Google researchers have created an AI that can generate minute-long pieces of music from text prompts, and even convert a whistled or humming melody into other instruments, similar to how systems like DALL-E generate images from written prompts (through TechCrunch). The model is called MusicLM, and while you can’t play with it yourself, the company has uploaded some examples which it has produced using the model.

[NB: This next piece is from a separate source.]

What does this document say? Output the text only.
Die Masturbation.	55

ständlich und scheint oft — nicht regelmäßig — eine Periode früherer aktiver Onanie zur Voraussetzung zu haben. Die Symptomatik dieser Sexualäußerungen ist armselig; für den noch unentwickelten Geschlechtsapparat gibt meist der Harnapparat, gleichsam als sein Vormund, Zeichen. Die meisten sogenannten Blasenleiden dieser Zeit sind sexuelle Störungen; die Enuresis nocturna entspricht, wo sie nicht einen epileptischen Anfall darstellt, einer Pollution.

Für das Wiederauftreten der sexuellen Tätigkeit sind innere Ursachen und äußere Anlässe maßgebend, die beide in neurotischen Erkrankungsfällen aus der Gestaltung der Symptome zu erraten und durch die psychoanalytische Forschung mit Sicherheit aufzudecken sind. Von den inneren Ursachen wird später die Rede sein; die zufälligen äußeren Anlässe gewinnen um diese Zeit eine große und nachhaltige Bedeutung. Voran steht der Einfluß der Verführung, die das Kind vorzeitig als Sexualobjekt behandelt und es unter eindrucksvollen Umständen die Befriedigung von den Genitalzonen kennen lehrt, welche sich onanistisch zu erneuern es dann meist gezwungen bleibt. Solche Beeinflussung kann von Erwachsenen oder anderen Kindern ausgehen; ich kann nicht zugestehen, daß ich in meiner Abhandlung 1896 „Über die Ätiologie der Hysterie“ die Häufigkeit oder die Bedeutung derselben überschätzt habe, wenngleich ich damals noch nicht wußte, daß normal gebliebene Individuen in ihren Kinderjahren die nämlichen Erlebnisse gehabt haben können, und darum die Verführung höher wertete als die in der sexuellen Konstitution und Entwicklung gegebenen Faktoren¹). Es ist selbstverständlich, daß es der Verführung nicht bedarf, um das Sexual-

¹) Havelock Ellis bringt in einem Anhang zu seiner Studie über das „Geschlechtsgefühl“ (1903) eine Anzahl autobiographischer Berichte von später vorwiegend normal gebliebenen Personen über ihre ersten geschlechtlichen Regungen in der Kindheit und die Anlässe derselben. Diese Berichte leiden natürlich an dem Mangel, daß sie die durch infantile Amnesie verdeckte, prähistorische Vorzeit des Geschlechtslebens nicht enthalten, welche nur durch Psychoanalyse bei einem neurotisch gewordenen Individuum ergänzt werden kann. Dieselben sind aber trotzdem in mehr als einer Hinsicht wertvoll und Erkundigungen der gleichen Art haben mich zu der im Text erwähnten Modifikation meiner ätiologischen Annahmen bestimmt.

The examples are impressive. There are 30-second snippets of what sound like real songs created from paragraph-long descriptions that prescribe a genre, mood, and even specific instruments, as well as five-minute snippets generated from a word or two like “melodic techno ‘. Perhaps my favorite is a demo of the ‘story mode’ where the model is basically given a script to change between prompts. For example this prompt:
electronic track played in a video game (0:00-0:15)
meditation song played next to a river (0:15-0:30)
Resulted in the audio you can listen to here.
It may not be for everyone, but I could totally tell this was composed by a human being (I’ve also listened to it dozens of times while writing this article). Also on the demo site are examples of what the model produces when asked to generate 10 second clips of instruments such as the cello or maracas (the later example is one where the system does relatively poorly), 8 second clips of a certain genre, music that would suit a prison break, and even what a novice pianist would sound like versus an advanced one. It also contains interpretations of phrases such as ‘futuristic club’ and ‘accordion death metal’.
MusicLM can even simulate human vocals, and while it seems to get the tone and overall sound of voices right, there’s a quality that’s definitely off. The best way I can describe it is that they sound grainy or static. That quality is not so clear in the example above, but I think this one illustrates it quite well.
Which, by the way, is the result of being asked to make music that would play in a gym. You might also have noticed that the lyrics are nonsense, but in a way that you might not necessarily notice if you’re not paying attention — something like listening to someone sing in Simlish or that one song that should sound like English, but isn’t.
I won’t pretend to know how Google got these results, but it is released an investigative report explain it in detail if you are the type of person who would understand this figure:
AI-generated music has a long history stretching back decades; there are systems that are credited with composing pop songscopying Bach better than a human could do in the 90sand accompanying live performances. A recent version uses the AI image generation engine, StableDiffusion turn text prompts into spectrograms which are then turned into music. The paper says MusicLM can outperform other systems in terms of “caption quality and compliance,” as well as the fact that it can record audio and copy the tune.
That last part is arguably one of the coolest demos the researchers have released. The site lets you play the input audio, where someone hums or whistles a tune, then shows you how the model reproduces it as an electronic synth lead, string quartet, guitar solo, etc. From the samples I listened to, manages it does the job very well.
As with other forays into this type of AI, Google is on it significantly more careful with MusicLM than some of its peers with similar technology. “We have no plans to release models at this time,” the paper concludes, citing the risks of “potential misappropriation of creative content” (read: plagiarism) and possible cultural appropriation or misrepresentation.
It’s always possible that the technology will show up at some point in one of Google’s fun musical experiments, but for now the only people who can take advantage of the research are other people building musical AI systems. Google says it is publicly releasing a dataset containing about 5,500 music-text pairs, which could help train and evaluate other musical AIs.